When it comes to investors, one of the most important aspects of the business plan are the financial projections. Yes, your idea is important and all the other details that go into the business plan. However, let’s really look at the word “investor.” According to the Cambridge dictionary, investor means “a person or group of people that puts its money into a business or other organization in order to make a profit.” Your financial projections give them an idea of if your business is going to be profitable to them. Keep in mind, profitable isn’t always about how much money your company will make for the investor, but it could be.

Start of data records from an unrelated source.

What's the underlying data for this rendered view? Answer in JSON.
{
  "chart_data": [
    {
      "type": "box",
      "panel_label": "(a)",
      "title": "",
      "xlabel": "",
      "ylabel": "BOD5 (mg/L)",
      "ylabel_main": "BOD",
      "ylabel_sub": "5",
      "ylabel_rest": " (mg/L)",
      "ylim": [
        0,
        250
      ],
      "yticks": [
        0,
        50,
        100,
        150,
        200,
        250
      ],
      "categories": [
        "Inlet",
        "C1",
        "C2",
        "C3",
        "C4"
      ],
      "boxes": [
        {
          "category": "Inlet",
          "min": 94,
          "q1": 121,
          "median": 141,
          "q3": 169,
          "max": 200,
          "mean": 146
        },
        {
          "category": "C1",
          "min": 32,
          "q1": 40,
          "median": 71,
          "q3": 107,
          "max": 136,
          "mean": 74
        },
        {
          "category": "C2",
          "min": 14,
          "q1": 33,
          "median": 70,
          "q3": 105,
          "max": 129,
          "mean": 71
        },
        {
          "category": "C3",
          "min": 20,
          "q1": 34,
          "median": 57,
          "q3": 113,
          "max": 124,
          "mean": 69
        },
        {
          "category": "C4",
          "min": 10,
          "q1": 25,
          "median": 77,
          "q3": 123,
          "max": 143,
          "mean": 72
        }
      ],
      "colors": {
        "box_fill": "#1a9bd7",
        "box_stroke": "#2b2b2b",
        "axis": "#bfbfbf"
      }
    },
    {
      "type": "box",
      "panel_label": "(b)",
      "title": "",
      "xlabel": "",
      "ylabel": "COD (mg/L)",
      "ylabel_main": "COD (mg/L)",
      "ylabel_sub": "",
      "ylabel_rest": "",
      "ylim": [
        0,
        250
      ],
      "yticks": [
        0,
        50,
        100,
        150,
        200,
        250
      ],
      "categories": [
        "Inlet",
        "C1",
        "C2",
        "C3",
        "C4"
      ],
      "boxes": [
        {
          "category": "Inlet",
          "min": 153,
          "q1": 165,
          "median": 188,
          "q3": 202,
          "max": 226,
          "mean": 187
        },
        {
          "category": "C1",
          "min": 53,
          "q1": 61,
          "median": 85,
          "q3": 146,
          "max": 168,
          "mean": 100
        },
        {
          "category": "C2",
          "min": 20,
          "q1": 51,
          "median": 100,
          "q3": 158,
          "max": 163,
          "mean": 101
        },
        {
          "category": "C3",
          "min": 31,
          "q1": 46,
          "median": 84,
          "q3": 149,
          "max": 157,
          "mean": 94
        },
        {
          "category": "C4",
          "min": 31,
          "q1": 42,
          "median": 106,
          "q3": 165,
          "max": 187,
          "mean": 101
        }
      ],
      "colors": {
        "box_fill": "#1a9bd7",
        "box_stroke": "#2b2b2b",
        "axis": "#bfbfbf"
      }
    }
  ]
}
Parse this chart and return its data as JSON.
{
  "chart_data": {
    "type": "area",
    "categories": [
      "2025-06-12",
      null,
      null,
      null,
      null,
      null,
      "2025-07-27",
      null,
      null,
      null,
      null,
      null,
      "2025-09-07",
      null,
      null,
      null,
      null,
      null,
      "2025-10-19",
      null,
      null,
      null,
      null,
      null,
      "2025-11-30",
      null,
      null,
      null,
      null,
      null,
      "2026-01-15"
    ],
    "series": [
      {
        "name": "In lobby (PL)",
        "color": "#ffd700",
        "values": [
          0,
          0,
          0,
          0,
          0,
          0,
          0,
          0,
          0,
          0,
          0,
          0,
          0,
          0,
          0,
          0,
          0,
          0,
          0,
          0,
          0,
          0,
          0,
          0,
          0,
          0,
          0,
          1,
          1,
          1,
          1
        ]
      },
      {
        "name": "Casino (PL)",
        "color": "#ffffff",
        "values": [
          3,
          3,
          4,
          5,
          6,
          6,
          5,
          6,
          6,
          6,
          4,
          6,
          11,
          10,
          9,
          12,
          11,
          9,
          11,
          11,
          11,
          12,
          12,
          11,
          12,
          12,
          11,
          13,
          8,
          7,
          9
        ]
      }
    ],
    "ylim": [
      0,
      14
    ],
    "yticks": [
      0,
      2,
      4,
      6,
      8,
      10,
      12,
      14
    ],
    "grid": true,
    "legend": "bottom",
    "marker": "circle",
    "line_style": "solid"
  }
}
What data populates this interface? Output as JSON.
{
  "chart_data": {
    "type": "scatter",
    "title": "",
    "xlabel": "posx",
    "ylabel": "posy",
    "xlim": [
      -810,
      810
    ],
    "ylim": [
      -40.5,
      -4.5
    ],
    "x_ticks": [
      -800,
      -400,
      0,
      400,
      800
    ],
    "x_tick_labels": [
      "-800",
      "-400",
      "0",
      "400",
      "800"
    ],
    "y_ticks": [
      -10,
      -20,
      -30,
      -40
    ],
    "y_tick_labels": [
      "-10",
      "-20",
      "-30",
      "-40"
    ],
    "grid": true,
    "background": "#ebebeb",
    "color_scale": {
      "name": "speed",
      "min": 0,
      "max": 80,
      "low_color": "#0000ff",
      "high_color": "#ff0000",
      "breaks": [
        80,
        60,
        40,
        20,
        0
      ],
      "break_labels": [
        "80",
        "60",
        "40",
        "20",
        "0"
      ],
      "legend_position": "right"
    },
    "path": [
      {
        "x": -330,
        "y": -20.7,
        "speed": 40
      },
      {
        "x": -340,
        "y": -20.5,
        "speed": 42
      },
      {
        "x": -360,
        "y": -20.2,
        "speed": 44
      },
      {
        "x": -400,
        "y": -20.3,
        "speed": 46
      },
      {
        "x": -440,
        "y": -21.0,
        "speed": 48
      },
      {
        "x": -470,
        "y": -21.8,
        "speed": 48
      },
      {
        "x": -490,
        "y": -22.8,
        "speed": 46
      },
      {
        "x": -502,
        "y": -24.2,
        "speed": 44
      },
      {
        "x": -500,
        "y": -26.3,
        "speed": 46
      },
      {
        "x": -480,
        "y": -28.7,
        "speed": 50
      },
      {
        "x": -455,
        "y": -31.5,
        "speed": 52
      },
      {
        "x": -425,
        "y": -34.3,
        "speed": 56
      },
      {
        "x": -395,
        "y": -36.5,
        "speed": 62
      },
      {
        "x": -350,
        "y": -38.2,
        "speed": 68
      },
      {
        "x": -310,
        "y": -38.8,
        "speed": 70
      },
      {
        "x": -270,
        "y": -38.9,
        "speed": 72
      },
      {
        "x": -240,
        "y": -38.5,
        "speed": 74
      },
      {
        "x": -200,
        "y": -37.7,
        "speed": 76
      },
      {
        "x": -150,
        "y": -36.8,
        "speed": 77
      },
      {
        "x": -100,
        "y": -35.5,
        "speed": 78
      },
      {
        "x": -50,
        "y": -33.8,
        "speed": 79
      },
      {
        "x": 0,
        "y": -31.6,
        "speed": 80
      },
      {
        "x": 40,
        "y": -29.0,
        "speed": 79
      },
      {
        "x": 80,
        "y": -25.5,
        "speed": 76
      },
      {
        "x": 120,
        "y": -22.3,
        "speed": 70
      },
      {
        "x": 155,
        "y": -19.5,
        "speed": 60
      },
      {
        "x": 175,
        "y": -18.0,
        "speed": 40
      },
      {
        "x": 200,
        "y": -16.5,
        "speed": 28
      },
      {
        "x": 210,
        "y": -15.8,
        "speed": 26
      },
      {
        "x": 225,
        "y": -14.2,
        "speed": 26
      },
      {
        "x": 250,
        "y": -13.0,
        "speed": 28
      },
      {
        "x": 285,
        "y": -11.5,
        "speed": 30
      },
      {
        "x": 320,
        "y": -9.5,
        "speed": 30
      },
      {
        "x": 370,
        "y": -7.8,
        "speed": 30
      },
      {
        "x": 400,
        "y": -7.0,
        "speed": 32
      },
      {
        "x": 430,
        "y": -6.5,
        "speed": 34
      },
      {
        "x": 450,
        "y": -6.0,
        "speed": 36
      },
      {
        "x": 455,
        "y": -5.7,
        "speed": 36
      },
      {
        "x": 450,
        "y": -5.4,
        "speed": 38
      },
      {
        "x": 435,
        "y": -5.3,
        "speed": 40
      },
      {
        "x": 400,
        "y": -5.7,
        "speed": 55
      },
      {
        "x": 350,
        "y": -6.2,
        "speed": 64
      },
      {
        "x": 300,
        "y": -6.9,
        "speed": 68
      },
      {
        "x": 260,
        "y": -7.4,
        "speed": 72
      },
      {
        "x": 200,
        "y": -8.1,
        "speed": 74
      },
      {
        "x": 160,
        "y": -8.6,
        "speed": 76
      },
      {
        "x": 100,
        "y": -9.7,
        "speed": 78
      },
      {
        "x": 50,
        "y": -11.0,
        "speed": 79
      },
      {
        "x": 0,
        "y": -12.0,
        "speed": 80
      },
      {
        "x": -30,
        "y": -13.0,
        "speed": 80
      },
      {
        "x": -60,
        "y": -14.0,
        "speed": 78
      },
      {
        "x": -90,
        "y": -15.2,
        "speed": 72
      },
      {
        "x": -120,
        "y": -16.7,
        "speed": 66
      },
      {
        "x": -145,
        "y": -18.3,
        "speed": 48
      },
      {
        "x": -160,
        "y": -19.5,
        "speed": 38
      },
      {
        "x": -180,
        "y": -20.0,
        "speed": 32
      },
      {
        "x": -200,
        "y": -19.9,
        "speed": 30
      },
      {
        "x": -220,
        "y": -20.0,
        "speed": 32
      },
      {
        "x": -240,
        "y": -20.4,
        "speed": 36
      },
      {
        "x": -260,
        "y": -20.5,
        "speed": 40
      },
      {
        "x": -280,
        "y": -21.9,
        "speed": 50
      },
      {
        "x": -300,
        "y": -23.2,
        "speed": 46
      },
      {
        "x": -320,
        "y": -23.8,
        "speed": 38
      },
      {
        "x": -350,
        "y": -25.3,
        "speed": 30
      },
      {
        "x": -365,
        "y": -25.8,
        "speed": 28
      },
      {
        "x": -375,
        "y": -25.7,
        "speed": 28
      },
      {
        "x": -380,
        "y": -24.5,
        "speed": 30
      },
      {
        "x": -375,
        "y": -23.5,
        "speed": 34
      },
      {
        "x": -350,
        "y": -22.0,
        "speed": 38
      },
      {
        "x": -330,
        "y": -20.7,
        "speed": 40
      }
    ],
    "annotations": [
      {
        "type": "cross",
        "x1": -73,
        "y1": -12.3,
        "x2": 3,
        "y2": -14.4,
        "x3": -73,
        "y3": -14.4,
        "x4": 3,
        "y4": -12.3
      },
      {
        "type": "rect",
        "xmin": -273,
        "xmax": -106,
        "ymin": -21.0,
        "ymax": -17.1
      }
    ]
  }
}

Depending on the type of funding you seek, the profits can be in supporting a community, job development, or some other element that supports the missions of a speciality group.
The importance of a SOLID Business Plan
If you’ve ever gone on a road trip to an unfamiliar destination, you know how important navigation is. You likely use a map, GPS, voice navigation, a buddy who’s familiar with the location, or some other method. The point is, you probably have guidance to reach your destination. When it comes to your company, your business plan is like a roadmap. Your vision for your company is the destination. Trying to build a successful company without a vision or business plan is equivalent to starting a long journey to some place grand but not knowing what that place is our how to get there. Basically, it amounts to crossing your fingers and hoping you happen upon an amazing place by coincidence. That serendipity will grace your and your business.
Here’s the flip side. Companies with business plans are twice as likely to succeed. Considering the challenges of starting, running, and growing a profitable business, you want to have a business plan that’ll double your chances of developing a healthy business. Doesn’t the time, effort, money, and resources you put into your company deserve a return on investment? Well, you increase your odds with a business plan.
3-Year vs 5-Year Projections
You may notice that many companies offer business plans with 3-year projections. Here at Backbone America, we provide 5-year financial projections. We do this for several reason. First, no one has more invested in your business than you. It’s the bulk of your time, energy, reputation, resources, and money that’s on the line. We provide 5-year projections to help you budget, give you a bit of peace of mind, and prepare for the future of your business.
Next, investors not only appreciate 5-year projections, sometimes investors require 5-year financials. Investing in a business is a long-term strategy. Investors realize it takes time for new businesses to gain momentum and pay off debt. Therefore, it’s important to investors to see your business has the potential to survive the long haul.
Though there are other reasons for using 5- vs 3-year financial projections. This final one mentioned has to do with taxes. 5-year financial projects are practical on an IRS level. In most cases, your business will need to show profitability 3 of the last 5 years to meet the IRS guidelines that you’re running a business, not a hobby. Your 5-year projections will give you an idea of the cash flow needed to satisfy the IRS 3 out of 5 year rule.